When the letters of Paul are studied against this background, it is clear that the foundational purposes of God in creation are the basis of his thinking about sexual matters. At the same time, he makes a clear link between holiness and sexuality, as in the Mosaic law. However, the newness of the situation is that sanctification is achieved for us through the redemptive work of Christ. The outcome of that redemption is the present work of the Spirit, empowering God’s people for holiness, and ultimately the resurrection of the body. All this is the context for the apostle’s teaching about the way we use our bodies now.
2. Holiness and sexuality in the law of Moses
It is often argued that it is illegitimate to use passages from Leviticus to argue the case against homosexual practice. Christians are not bound by the Mosaic law and it seems arbitrary to hold to one set of regulations from the Torah and not to others. However, I will argue that a pattern of sanctification is established for Israel under the Mosaic Covenant that foreshadows the definitive work of Christ and the operation of the Holy Spirit for believers under the New Covenant. Within that pattern, laws about sexual behaviour and interpersonal relationships have a special place. To put it another way, there seems to be a continuity of biblical teaching about holiness and sexuality, despite differences of detail in the way the teaching is presented in both testaments.
a. Israel’s sanctification
Under the Sinai Covenant, Israel was set apart by God to be his own ‘treasured possession among all peoples’, ‘a kingdom of priests and a holy nation (Ex. 19:5-6; cf. Dt. 14:2). Holiness was a status conferred by divine promise and divine redemption. It was also a calling to be lived out in obedience to God’s voice and in keeping the covenant he had made with them. A common factor in the terms describing Israel’s vocation in Exodus 19:5-6 is the note of separation from the nations, so as to be uniquely at God’s disposal. As ‘a holy nation’, they were to demonstrate what it means to live under the direct rule of God, with God’s sanctifying presence in their midst. As ‘a priestly kingdom’, they were to serve the Lord exclusively and thus be a people through whom his character and will might be displayed to the world. In this way, God’s original promise to bring blessing to all the nations would be enacted (cf. Gen. 12:1-3).
It is important to dwell on this last point. Israel’s sanctification was meant to be for the blessing of the nations. As Israel fulfilled her holy calling, the attractiveness of being in a relationship with the one true God would be demonstrated to the whole world. God’s creation purposes, marred and obscured because of sin, would be enacted and thus made clear to all. But the rest of the Old Testament shows how Israel compromised her calling and adopted the beliefs and practices of the nations. Judgement, rather than blessing and salvation, was the consequence of a lack of holiness.

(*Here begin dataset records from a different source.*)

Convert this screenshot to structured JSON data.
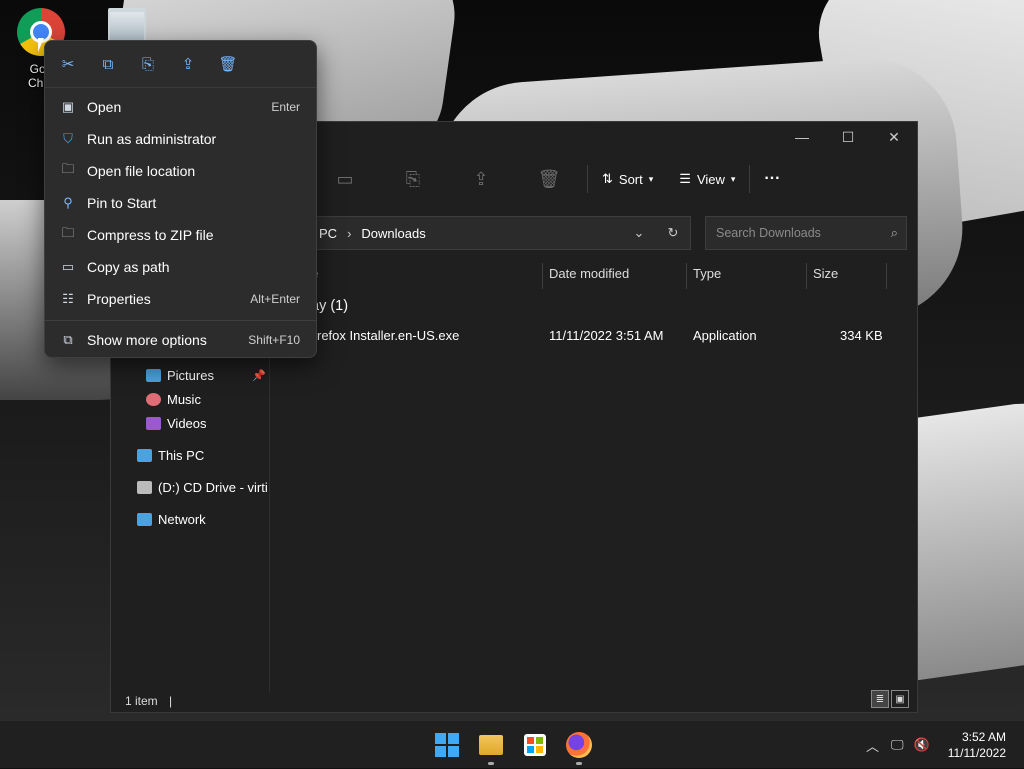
{
  "desktop": {
    "icons": [
      {
        "name": "Google Chrome",
        "label_top": "Goo",
        "label_bottom": "Chro"
      },
      {
        "name": "Recycle Bin",
        "label": ""
      }
    ]
  },
  "explorer": {
    "title": "Downloads",
    "window_controls": {
      "minimize": "—",
      "maximize": "☐",
      "close": "✕"
    },
    "toolbar": {
      "sort_label": "Sort",
      "view_label": "View",
      "more_label": "···"
    },
    "address": {
      "crumbs": [
        "PC",
        "Downloads"
      ],
      "separator": "›"
    },
    "search": {
      "placeholder": "Search Downloads"
    },
    "columns": [
      "e",
      "Date modified",
      "Type",
      "Size"
    ],
    "group": {
      "label": "ay (1)"
    },
    "files": [
      {
        "name": "refox Installer.en-US.exe",
        "date": "11/11/2022 3:51 AM",
        "type": "Application",
        "size": "334 KB"
      }
    ],
    "nav": [
      {
        "label": "Pictures",
        "pinned": true,
        "color": "#4aa3df"
      },
      {
        "label": "Music",
        "pinned": false,
        "color": "#e06c75"
      },
      {
        "label": "Videos",
        "pinned": false,
        "color": "#9b59d0"
      },
      {
        "label": "This PC",
        "pinned": false,
        "color": "#4aa3df"
      },
      {
        "label": "(D:) CD Drive - virti",
        "pinned": false,
        "color": "#bbbbbb"
      },
      {
        "label": "Network",
        "pinned": false,
        "color": "#4aa3df"
      }
    ],
    "status": {
      "count": "1 item"
    }
  },
  "context_menu": {
    "quick_actions": [
      "cut",
      "copy",
      "rename",
      "share",
      "delete"
    ],
    "items": [
      {
        "label": "Open",
        "shortcut": "Enter",
        "icon": "open-icon"
      },
      {
        "label": "Run as administrator",
        "shortcut": "",
        "icon": "shield-icon"
      },
      {
        "label": "Open file location",
        "shortcut": "",
        "icon": "folder-icon"
      },
      {
        "label": "Pin to Start",
        "shortcut": "",
        "icon": "pin-icon"
      },
      {
        "label": "Compress to ZIP file",
        "shortcut": "",
        "icon": "zip-icon"
      },
      {
        "label": "Copy as path",
        "shortcut": "",
        "icon": "path-icon"
      },
      {
        "label": "Properties",
        "shortcut": "Alt+Enter",
        "icon": "properties-icon"
      },
      {
        "label": "Show more options",
        "shortcut": "Shift+F10",
        "icon": "more-options-icon"
      }
    ]
  },
  "taskbar": {
    "clock_time": "3:52 AM",
    "clock_date": "11/11/2022",
    "accent": "#3fa9f5"
  }
}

Under the Sinai covenant, pollution and sin were to be avoided in every aspect of life, and there was to be a complete break with every form of idolatry and false religion. Separation from the nations and consecration to God were two different facets of their exclusive relationship with the Lord.
b. Sexuality and the covenant in the Book of Leviticus
The first sixteen chapters of Leviticus deal with laws of sacrifice, the institution of the priesthood, and various regulations about uncleanness and its treatment. By preserving Israel’s purity, these cultic provisions would enable her ‘to remain in contact with God and witness to his presence in the world.’ The New Testament points to the fulfilment and replacement of this tabernacle or temple cult in the person and work of the Lord Jesus Christ (e.g. Heb. 9:1 – 10:18). Under the New Covenant, definitive cleansing and sanctification is available for Jews and Gentiles alike through the once-for-all sacrifice of Christ (cf. 1 Cor. 1:2, 30; 6:11). Continual access to God ‘with a true heart in full assurance of faith’ is possible because of the high-priestly ministry of Jesus the exalted Messiah (Heb. 10:19-22).
Leviticus 18 and practical holiness
Leviticus 17-27 offers various prescriptions for practical holiness, covering every area of Israelite life. Chapter 17 gives basic principles about food and sacrifice, chapter 18 deals specifically with sexual behaviour, and chapter 19 articulates what it means to be a good neighbour, including the famous injunction to ‘love your neighbour as yourself’ (v. 18). The list of capital and other grave crimes in Leviticus 20 includes religious and sexual behaviour, showing again how family and sexual matters were central to the Old Testament view of holiness.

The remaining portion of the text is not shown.